Wir können es eigentlich nicht oft genug wiederholen: Egal ob als Rennrad, Hollandrad oder Lastenrad – Fahrräder sind die perfekten Fortbewegungsmittel in der Stadt; null CO2-Emissionen, kein Lärm und sowohl während der Fahrt als auch geparkt extrem platzsparend. Angesichts dessen können Städte, die in eine fahrradfreundliche Infrastruktur investieren, eigentlich nur profitieren – mindestens, wenn es darum geht, die Klimaziele zu erreichen. Doch bis auf wenige Ausnahmen ist das in den Köpfen derer, die städtische Infrastrukturen planen, noch nicht angekommen. Wie auch der vor wenigen Wochen erschienene Mobilitäts-Atlas der Böll-Stiftung belegt, ist der Großteil aller Städte immer noch „vom Auto her“ gedacht. In Berlin zum Beispiel werden aktuell 13 Prozent aller Wege mit dem Fahrrad zurückgelegt. Doch insgesamt stehen dem Radverkehr hier gerade einmal drei Prozent der Verkehrsflächen zur Verfügung. Autos hingegen dürfen über 39 Prozent der Verkehrsflächen rollen – bei einem Anteil von 30 Prozent aller Wege. Obendrauf kommen nochmals 19 Prozent Flächen in Form von Parkplätzen.
Städte wie Kopenhagen oder Wien, in den Fahrräder mittlerweile den Verkehr bestimmen, zeigen jedoch einen klaren Zusammenhang zwischen besseren und vor allem sichereren Radwegen und der Zahl der Radfahrenden – diese steigt nämlich, wenn das Angebot gut ist. Der erste Schritt von der Auto-dominierten zur fahrradfreundlichen und damit auch zukunftsfähigen Stadt ist ein Umdenken. Bei der Umsetzung bringen dann genauere Informationen Licht ins Dunkel; Daten über die Fortbewegungsmuster der Radfahrenden sind zum Beispiel hilfreich, um Radwege an den richtigen Stellen zu verbessern.
Diese Daten gibt es eigentlich schon, denn die meisten Bike-Sharing-Anbieter erheben Daten. Doch diese landen in den seltensten Fällen bei den Städten und Kommunen zur Verbesserung der Radwege, sondern werden zu Werbezwecken gehandelt.
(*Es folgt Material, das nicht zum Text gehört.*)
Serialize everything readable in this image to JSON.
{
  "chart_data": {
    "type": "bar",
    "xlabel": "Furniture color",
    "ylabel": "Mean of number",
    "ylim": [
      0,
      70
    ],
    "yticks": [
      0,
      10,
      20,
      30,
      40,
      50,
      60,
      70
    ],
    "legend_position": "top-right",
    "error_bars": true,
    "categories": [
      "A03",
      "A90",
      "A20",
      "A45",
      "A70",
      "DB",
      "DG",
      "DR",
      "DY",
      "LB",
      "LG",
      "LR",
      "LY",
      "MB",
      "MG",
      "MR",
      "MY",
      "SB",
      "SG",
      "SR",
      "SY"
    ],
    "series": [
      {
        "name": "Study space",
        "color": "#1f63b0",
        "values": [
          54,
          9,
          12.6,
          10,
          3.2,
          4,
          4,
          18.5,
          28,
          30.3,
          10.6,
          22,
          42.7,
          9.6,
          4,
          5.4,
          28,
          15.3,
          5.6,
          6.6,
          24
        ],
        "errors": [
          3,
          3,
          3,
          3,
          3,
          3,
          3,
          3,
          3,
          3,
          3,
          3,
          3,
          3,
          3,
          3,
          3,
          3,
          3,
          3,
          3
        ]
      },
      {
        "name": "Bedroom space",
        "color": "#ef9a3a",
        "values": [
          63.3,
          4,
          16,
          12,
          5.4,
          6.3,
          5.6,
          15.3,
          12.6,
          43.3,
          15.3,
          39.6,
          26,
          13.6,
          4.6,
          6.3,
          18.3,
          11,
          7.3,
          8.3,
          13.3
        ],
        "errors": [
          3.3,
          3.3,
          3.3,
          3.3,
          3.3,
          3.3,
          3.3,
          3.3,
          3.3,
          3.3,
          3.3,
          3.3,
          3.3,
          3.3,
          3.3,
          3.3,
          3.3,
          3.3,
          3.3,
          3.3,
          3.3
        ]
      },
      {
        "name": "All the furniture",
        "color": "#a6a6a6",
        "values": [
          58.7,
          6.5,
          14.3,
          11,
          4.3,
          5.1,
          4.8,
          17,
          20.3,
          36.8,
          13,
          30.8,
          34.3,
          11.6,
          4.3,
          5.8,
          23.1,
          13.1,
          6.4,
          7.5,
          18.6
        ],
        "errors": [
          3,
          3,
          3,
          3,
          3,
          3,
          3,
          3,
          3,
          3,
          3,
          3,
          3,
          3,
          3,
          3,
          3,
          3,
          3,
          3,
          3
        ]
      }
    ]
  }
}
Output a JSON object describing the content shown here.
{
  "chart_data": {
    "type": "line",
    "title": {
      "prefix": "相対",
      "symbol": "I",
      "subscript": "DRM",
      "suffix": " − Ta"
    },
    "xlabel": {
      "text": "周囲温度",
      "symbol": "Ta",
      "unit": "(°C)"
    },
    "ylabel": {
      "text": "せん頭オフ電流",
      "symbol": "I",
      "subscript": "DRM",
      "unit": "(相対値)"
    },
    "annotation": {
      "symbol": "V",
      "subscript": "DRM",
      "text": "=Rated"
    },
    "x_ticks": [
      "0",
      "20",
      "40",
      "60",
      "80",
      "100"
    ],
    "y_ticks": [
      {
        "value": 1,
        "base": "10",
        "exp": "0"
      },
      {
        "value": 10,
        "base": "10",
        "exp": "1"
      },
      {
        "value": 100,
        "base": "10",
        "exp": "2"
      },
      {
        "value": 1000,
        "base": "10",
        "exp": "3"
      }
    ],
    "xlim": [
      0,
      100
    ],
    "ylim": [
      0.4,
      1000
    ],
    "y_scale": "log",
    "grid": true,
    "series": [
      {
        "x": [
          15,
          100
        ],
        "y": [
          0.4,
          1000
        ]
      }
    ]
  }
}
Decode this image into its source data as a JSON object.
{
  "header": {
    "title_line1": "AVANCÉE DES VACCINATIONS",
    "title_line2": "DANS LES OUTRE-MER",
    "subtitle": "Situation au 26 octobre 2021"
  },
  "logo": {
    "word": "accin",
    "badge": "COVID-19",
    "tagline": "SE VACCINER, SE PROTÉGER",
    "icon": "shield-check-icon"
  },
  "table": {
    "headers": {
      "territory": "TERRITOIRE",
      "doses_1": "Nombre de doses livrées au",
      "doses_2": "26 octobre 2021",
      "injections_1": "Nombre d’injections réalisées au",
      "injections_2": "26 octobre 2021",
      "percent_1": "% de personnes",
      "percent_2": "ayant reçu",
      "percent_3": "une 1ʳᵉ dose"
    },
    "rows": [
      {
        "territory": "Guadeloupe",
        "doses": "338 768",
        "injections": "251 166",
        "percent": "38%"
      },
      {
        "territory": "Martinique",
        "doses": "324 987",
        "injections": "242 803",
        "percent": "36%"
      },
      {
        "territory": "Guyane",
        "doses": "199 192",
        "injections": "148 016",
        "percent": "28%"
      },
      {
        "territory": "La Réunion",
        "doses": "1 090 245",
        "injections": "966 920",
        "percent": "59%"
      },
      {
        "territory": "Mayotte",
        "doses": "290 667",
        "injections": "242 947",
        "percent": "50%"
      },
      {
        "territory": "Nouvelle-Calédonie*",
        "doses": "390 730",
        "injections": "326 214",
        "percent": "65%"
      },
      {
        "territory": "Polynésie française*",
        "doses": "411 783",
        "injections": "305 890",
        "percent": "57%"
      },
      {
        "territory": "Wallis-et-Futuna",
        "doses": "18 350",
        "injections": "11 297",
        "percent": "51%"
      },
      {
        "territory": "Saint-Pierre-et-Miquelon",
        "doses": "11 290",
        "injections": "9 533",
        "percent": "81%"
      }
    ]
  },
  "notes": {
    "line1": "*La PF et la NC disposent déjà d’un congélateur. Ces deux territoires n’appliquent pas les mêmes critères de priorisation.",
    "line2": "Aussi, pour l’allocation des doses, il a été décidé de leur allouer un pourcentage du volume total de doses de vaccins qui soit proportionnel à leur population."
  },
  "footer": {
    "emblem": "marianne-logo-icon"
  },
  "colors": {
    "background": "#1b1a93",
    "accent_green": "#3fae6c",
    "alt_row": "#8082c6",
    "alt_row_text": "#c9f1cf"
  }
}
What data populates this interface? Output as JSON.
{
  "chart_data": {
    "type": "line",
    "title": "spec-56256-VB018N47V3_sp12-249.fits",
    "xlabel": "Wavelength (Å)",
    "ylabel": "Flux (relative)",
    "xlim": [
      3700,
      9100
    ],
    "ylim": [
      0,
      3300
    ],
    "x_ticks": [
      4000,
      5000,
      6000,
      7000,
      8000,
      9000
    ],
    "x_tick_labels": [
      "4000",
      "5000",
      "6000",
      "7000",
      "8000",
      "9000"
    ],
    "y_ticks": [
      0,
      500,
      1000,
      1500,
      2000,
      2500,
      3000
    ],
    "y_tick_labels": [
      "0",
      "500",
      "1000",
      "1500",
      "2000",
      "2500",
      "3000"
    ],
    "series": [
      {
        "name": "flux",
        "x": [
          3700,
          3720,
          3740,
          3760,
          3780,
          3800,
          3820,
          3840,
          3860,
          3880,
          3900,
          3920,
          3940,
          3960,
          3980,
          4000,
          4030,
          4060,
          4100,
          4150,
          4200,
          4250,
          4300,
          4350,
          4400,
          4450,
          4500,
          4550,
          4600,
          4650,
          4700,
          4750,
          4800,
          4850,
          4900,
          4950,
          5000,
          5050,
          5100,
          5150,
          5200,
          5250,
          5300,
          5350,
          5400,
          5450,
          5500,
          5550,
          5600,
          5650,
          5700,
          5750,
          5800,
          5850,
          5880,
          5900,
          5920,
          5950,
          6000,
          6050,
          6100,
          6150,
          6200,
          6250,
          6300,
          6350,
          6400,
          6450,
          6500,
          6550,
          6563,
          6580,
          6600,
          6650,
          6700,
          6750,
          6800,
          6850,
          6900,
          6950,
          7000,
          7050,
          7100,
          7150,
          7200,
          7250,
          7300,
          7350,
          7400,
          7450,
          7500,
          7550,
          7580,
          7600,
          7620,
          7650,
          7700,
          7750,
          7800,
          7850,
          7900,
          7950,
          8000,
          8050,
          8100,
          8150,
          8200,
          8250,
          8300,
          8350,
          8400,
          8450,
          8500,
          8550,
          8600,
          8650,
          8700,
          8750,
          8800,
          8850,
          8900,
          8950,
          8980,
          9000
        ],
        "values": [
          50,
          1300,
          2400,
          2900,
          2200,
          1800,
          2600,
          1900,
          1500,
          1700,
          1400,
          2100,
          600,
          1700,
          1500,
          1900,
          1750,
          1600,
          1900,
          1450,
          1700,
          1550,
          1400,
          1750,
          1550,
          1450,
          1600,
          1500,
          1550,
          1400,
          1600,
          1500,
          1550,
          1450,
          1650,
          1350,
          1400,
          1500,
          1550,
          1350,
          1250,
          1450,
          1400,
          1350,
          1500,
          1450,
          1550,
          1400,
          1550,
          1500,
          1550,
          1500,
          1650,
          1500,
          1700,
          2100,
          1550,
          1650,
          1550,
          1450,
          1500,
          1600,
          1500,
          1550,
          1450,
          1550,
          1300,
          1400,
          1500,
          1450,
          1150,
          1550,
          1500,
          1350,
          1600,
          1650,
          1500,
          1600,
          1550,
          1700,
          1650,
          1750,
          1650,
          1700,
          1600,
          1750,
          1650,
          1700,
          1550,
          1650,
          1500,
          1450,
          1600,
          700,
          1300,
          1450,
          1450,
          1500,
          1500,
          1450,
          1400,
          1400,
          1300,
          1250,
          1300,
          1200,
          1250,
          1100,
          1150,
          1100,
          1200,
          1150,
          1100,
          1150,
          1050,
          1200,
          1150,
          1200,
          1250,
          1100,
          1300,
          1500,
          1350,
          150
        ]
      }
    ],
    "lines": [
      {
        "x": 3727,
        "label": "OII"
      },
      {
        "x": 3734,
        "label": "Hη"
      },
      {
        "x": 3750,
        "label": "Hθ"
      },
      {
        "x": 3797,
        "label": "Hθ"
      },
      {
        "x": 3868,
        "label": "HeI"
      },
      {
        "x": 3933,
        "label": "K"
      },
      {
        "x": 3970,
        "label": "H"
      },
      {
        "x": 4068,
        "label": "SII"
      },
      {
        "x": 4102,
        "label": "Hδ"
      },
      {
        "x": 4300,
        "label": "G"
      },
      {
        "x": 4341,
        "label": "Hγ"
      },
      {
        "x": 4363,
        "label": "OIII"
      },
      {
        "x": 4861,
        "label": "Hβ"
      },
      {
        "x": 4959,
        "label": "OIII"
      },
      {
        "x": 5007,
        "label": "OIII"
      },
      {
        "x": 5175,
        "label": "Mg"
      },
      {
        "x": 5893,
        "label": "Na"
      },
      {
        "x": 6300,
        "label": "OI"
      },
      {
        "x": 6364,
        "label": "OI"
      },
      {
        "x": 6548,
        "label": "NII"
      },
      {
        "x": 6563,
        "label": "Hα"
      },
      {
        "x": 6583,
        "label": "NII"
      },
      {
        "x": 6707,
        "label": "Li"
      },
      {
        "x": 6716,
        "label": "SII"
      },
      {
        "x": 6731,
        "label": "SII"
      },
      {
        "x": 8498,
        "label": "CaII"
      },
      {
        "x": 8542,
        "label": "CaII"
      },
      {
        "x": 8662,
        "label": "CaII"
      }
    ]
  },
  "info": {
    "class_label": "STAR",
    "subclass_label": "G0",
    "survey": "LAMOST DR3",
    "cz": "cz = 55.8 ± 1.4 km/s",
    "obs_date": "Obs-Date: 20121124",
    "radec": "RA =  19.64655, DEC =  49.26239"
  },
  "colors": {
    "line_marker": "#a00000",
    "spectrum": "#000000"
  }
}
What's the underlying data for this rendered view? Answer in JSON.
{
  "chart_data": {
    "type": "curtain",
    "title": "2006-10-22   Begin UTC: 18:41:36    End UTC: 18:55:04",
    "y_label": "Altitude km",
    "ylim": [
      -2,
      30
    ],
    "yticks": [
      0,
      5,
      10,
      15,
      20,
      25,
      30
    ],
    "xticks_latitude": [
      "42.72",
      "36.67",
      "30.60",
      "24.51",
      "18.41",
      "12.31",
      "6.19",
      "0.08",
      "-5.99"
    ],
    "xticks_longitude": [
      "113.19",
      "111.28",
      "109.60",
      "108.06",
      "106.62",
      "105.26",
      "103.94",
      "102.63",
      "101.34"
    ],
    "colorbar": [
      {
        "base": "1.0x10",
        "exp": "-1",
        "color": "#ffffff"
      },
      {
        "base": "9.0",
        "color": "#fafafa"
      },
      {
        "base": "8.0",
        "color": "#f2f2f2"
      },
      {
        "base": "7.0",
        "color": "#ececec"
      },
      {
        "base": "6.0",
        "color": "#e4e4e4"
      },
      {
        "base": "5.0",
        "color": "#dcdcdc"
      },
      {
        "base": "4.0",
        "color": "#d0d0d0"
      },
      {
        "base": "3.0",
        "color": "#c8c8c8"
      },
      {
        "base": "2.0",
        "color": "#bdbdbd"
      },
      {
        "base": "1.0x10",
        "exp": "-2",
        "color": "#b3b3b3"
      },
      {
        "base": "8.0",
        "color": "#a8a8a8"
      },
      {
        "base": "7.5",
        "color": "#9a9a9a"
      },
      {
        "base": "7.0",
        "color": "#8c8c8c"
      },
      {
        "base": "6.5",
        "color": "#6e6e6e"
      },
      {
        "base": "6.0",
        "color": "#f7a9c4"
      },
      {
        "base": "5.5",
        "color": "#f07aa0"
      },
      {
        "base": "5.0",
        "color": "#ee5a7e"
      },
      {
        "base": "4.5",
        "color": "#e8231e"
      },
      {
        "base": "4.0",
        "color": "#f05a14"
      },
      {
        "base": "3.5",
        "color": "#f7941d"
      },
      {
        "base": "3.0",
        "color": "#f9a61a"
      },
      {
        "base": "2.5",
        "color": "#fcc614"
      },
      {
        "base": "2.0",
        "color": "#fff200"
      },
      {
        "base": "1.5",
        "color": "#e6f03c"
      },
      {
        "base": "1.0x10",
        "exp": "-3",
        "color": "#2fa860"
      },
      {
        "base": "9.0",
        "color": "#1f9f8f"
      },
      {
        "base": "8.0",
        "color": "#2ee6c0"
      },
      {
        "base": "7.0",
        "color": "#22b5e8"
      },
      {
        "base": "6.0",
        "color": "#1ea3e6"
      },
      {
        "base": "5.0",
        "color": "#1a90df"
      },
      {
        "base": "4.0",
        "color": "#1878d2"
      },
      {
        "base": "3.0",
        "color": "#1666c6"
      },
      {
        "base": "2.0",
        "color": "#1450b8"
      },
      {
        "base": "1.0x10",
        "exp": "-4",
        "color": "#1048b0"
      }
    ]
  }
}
Bike Citizens: Die Schnittstelle zwischen Radfahrenden und Städten
Bike Citizens bietet nicht nur eine Fahrrad-App, mit der du dein „360 Grad-Cabrio“ entspannt und sicher von A nach B navigieren kannst, sondern arbeitet auch zusammen mit Städten, Unternehmen und Organisationen an Softwarelösungen sowie Kommunikations- und Marketingkonzepten zur Förderung des Radverkehrs. Gegründet wurde Bike Citizens 2011 von den Fahrradkurieren Daniel Kofler und Andreas Stückl, mittlerweile gibt es zwei Standorte in Graz und Berlin und über 35 Mitarbeitende. Die App ist in mehr als 450 Städten in über 30 Ländern verfügbar.
Wir sprachen mit Elisabeth Felberbauer aus dem Bereich Digital Portfolio B2Gov und Produktmanagement bei Bike Citizens.
Auf eurer Webseite sagt ihr, dass Bike Citizens aus dem Bedürfnis heraus entstanden ist, Menschen die schönen Seiten des Radfahrens zu vermitteln. Welche sind das für euch? Und wie vermittelt ihr diese?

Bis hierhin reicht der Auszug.